Floating-Point Issues in FPGAs

Floating-point numerical format and operations are defined by the IEEE 754 standard, but the standard's numerical representation of floating-point numbers is not hardware friendly. To begin with, the mantissa representation includes an implicit 1. Each mantissa digital representation of range [0 : 0.999..], actually maps to a value in the range of [1 : 1.999..]. Another issue is that the sign bit is treated separately, rather than using traditional twos complement signed representation.

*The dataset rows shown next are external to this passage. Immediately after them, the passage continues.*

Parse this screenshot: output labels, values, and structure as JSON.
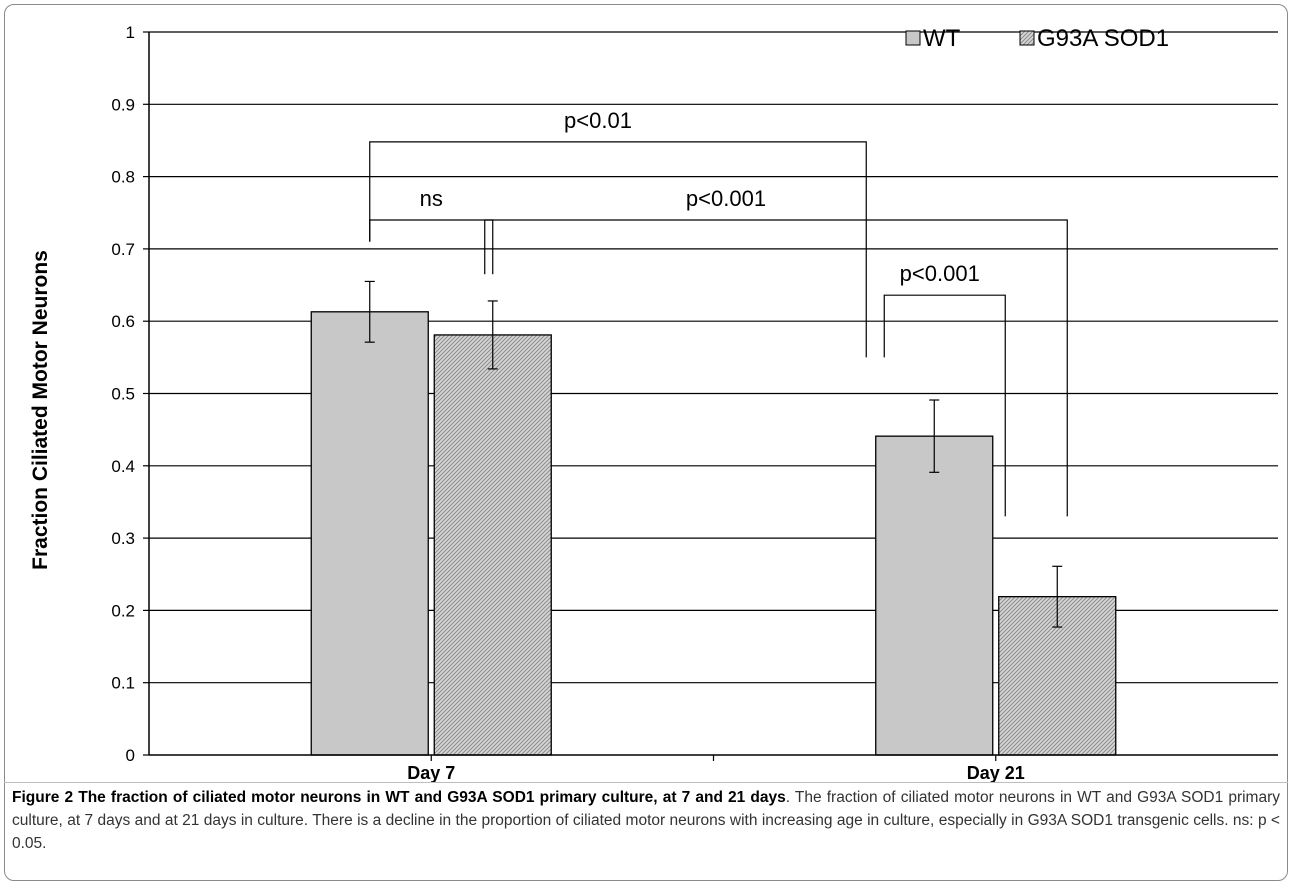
{
  "chart_data": {
    "type": "bar",
    "categories": [
      "Day 7",
      "Day 21"
    ],
    "series": [
      {
        "name": "WT",
        "values": [
          0.613,
          0.441
        ],
        "errors": [
          0.042,
          0.05
        ],
        "fill": "#c8c8c8",
        "pattern": "solid"
      },
      {
        "name": "G93A SOD1",
        "values": [
          0.581,
          0.219
        ],
        "errors": [
          0.047,
          0.042
        ],
        "fill": "#c8c8c8",
        "pattern": "diagonal-hatch"
      }
    ],
    "ylabel": "Fraction Ciliated Motor Neurons",
    "xlabel": "",
    "ylim": [
      0,
      1
    ],
    "yticks": [
      "0",
      "0.1",
      "0.2",
      "0.3",
      "0.4",
      "0.5",
      "0.6",
      "0.7",
      "0.8",
      "0.9",
      "1"
    ],
    "grid": true,
    "legend_position": "top-right",
    "annotations": [
      {
        "label": "ns",
        "from": [
          "Day 7",
          "WT"
        ],
        "to": [
          "Day 7",
          "G93A SOD1"
        ]
      },
      {
        "label": "p<0.01",
        "from": [
          "Day 7",
          "WT"
        ],
        "to": [
          "Day 21",
          "WT"
        ]
      },
      {
        "label": "p<0.001",
        "from": [
          "Day 7",
          "G93A SOD1"
        ],
        "to": [
          "Day 21",
          "G93A SOD1"
        ]
      },
      {
        "label": "p<0.001",
        "from": [
          "Day 21",
          "WT"
        ],
        "to": [
          "Day 21",
          "G93A SOD1"
        ]
      }
    ]
  },
  "caption": {
    "title": "Figure 2 The fraction of ciliated motor neurons in WT and G93A SOD1 primary culture, at 7 and 21 days",
    "body": ". The fraction of ciliated motor neurons in WT and G93A SOD1 primary culture, at 7 days and at 21 days in culture. There is a decline in the proportion of ciliated motor neurons with increasing age in culture, especially in G93A SOD1 transgenic cells. ns: p < 0.05."
  }
}
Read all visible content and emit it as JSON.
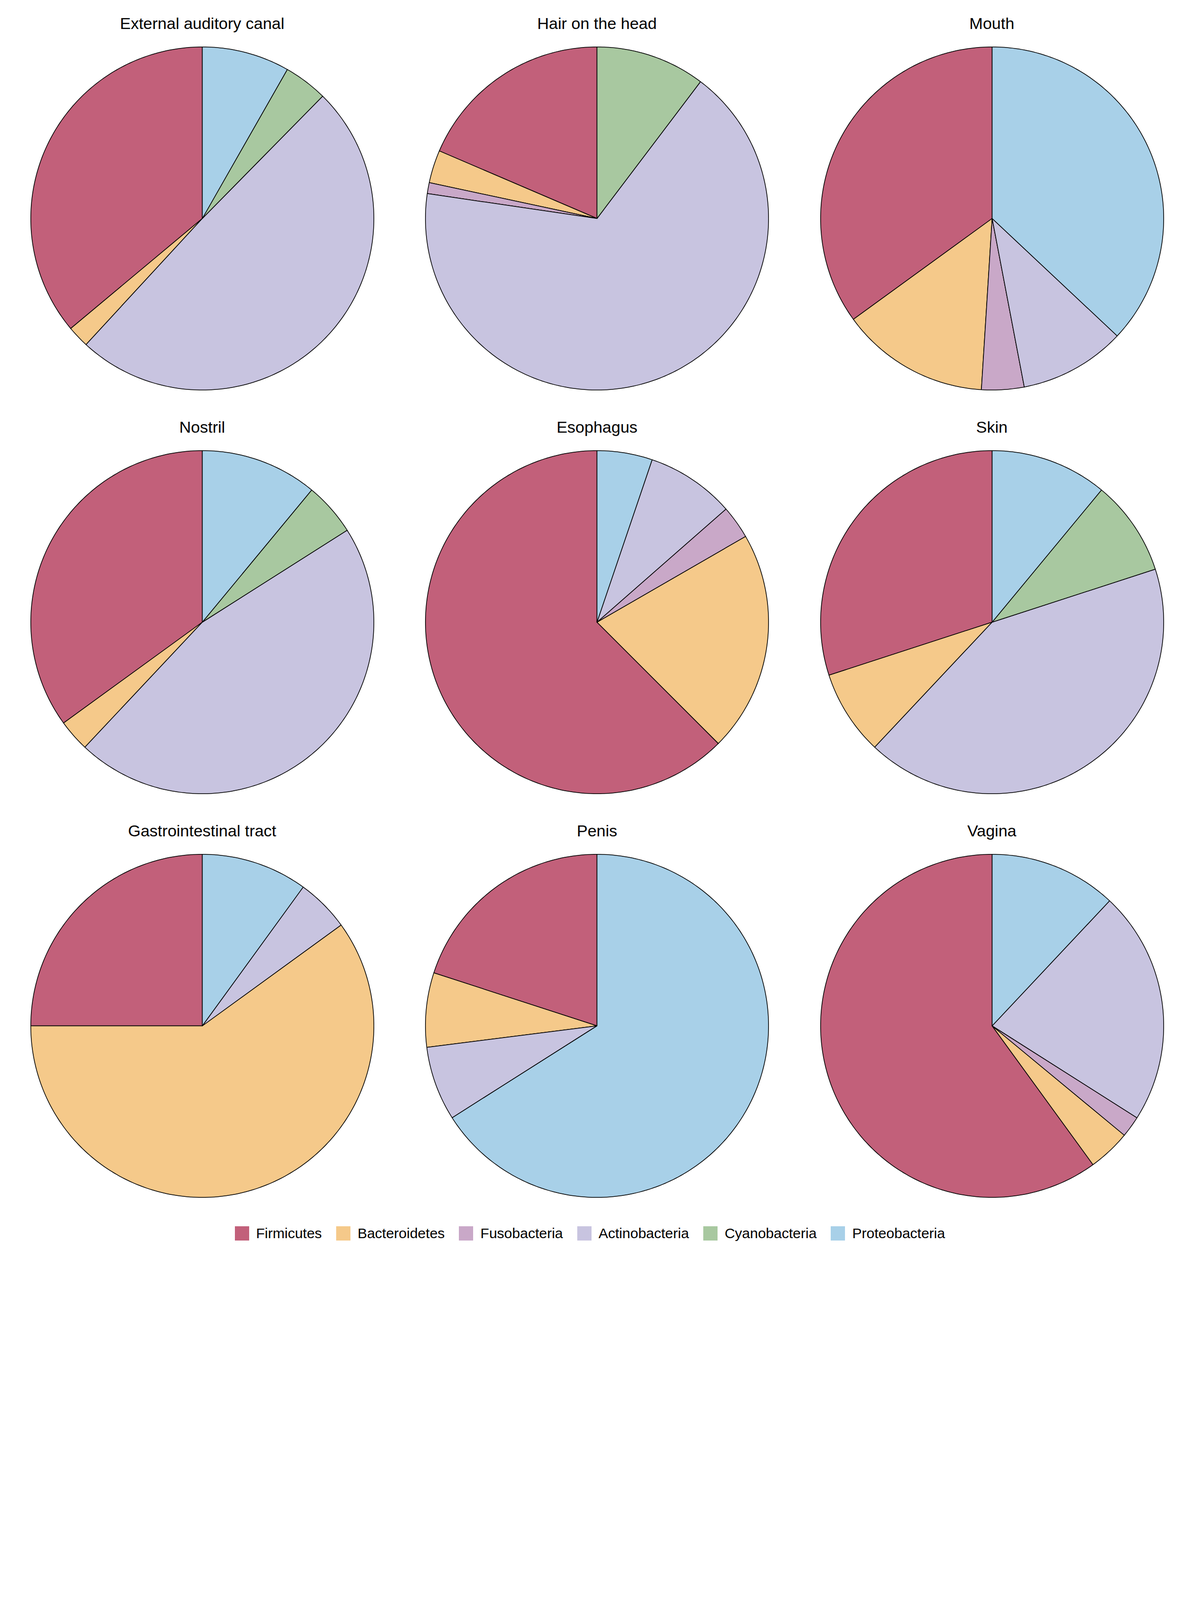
{
  "chart_data": [
    {
      "type": "pie",
      "title": "External auditory canal",
      "categories": [
        "Firmicutes",
        "Bacteroidetes",
        "Fusobacteria",
        "Actinobacteria",
        "Cyanobacteria",
        "Proteobacteria"
      ],
      "values": [
        35,
        2,
        0,
        48,
        4,
        8
      ],
      "colors": [
        "#C2607A",
        "#F5C98A",
        "#C9A8C8",
        "#C8C4E0",
        "#A8C8A0",
        "#A8D0E8"
      ],
      "legend": "bottom"
    },
    {
      "type": "pie",
      "title": "Hair on the head",
      "categories": [
        "Firmicutes",
        "Bacteroidetes",
        "Fusobacteria",
        "Actinobacteria",
        "Cyanobacteria",
        "Proteobacteria"
      ],
      "values": [
        18,
        3,
        1,
        65,
        10,
        0
      ],
      "colors": [
        "#C2607A",
        "#F5C98A",
        "#C9A8C8",
        "#C8C4E0",
        "#A8C8A0",
        "#A8D0E8"
      ],
      "legend": "bottom"
    },
    {
      "type": "pie",
      "title": "Mouth",
      "categories": [
        "Firmicutes",
        "Bacteroidetes",
        "Fusobacteria",
        "Actinobacteria",
        "Cyanobacteria",
        "Proteobacteria"
      ],
      "values": [
        35,
        14,
        4,
        10,
        0,
        37
      ],
      "colors": [
        "#C2607A",
        "#F5C98A",
        "#C9A8C8",
        "#C8C4E0",
        "#A8C8A0",
        "#A8D0E8"
      ],
      "legend": "bottom"
    },
    {
      "type": "pie",
      "title": "Nostril",
      "categories": [
        "Firmicutes",
        "Bacteroidetes",
        "Fusobacteria",
        "Actinobacteria",
        "Cyanobacteria",
        "Proteobacteria"
      ],
      "values": [
        35,
        3,
        0,
        46,
        5,
        11
      ],
      "colors": [
        "#C2607A",
        "#F5C98A",
        "#C9A8C8",
        "#C8C4E0",
        "#A8C8A0",
        "#A8D0E8"
      ],
      "legend": "bottom"
    },
    {
      "type": "pie",
      "title": "Esophagus",
      "categories": [
        "Firmicutes",
        "Bacteroidetes",
        "Fusobacteria",
        "Actinobacteria",
        "Cyanobacteria",
        "Proteobacteria"
      ],
      "values": [
        60,
        20,
        3,
        8,
        0,
        5
      ],
      "colors": [
        "#C2607A",
        "#F5C98A",
        "#C9A8C8",
        "#C8C4E0",
        "#A8C8A0",
        "#A8D0E8"
      ],
      "legend": "bottom"
    },
    {
      "type": "pie",
      "title": "Skin",
      "categories": [
        "Firmicutes",
        "Bacteroidetes",
        "Fusobacteria",
        "Actinobacteria",
        "Cyanobacteria",
        "Proteobacteria"
      ],
      "values": [
        30,
        8,
        0,
        42,
        9,
        11
      ],
      "colors": [
        "#C2607A",
        "#F5C98A",
        "#C9A8C8",
        "#C8C4E0",
        "#A8C8A0",
        "#A8D0E8"
      ],
      "legend": "bottom"
    },
    {
      "type": "pie",
      "title": "Gastrointestinal tract",
      "categories": [
        "Firmicutes",
        "Bacteroidetes",
        "Fusobacteria",
        "Actinobacteria",
        "Cyanobacteria",
        "Proteobacteria"
      ],
      "values": [
        25,
        60,
        0,
        5,
        0,
        10
      ],
      "colors": [
        "#C2607A",
        "#F5C98A",
        "#C9A8C8",
        "#C8C4E0",
        "#A8C8A0",
        "#A8D0E8"
      ],
      "legend": "bottom"
    },
    {
      "type": "pie",
      "title": "Penis",
      "categories": [
        "Firmicutes",
        "Bacteroidetes",
        "Fusobacteria",
        "Actinobacteria",
        "Cyanobacteria",
        "Proteobacteria"
      ],
      "values": [
        20,
        7,
        0,
        7,
        0,
        66
      ],
      "colors": [
        "#C2607A",
        "#F5C98A",
        "#C9A8C8",
        "#C8C4E0",
        "#A8C8A0",
        "#A8D0E8"
      ],
      "legend": "bottom"
    },
    {
      "type": "pie",
      "title": "Vagina",
      "categories": [
        "Firmicutes",
        "Bacteroidetes",
        "Fusobacteria",
        "Actinobacteria",
        "Cyanobacteria",
        "Proteobacteria"
      ],
      "values": [
        60,
        4,
        2,
        22,
        0,
        12
      ],
      "colors": [
        "#C2607A",
        "#F5C98A",
        "#C9A8C8",
        "#C8C4E0",
        "#A8C8A0",
        "#A8D0E8"
      ],
      "legend": "bottom"
    }
  ]
}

In addition, to preserve the dynamic range of a floating-point signal, the mantissa must be normalized after every arithmetic operation. This aligns the decimal point to the far left, and adjusts the exponent accordingly. This is normally done using a barrel shifter, which shifts any number of bits in one clock cycle. Additionally, for each arithmetic operation, specific floating-point “special cases” must be checked for and flagged as they occur.

In floating-point processors, the CPU core has special circuits to perform these operations. Typical CPUs operate serially, so one or a small number of computational units are used to implement the sequence of software operations. Since CPU cores have a small number of floating-point computational units, the silicon area and complexity needed to implement the IEEE 754 standard is not burdensome, compared to the rest of buses, circuits, and memory needed to support the computational units.

Implementation in hardware, and in FPGAs in particular, is more challenging. In logic design, the standard format for signed numbers is the twos complement. FPGAs efficiently implement adders and multipliers in this representation. So the first step is to use the signed twos complement format to represent the floating-point mantissa, including the sign bit. The implicit 1 in the IEEE 754 format is not used.

With the IEEE 754 standard, normalization and de-normalization using barrel shifters is implemented at each floating-point operation. For adder or subtracter circuits, the smaller number must first be de-normalized to match the exponent of the larger. After adding and/or subtracting the two mantissas, the result must be normalized again, and the exponent adjusted. Multiplication does not require the de-normalization step, but does require normalization of the product.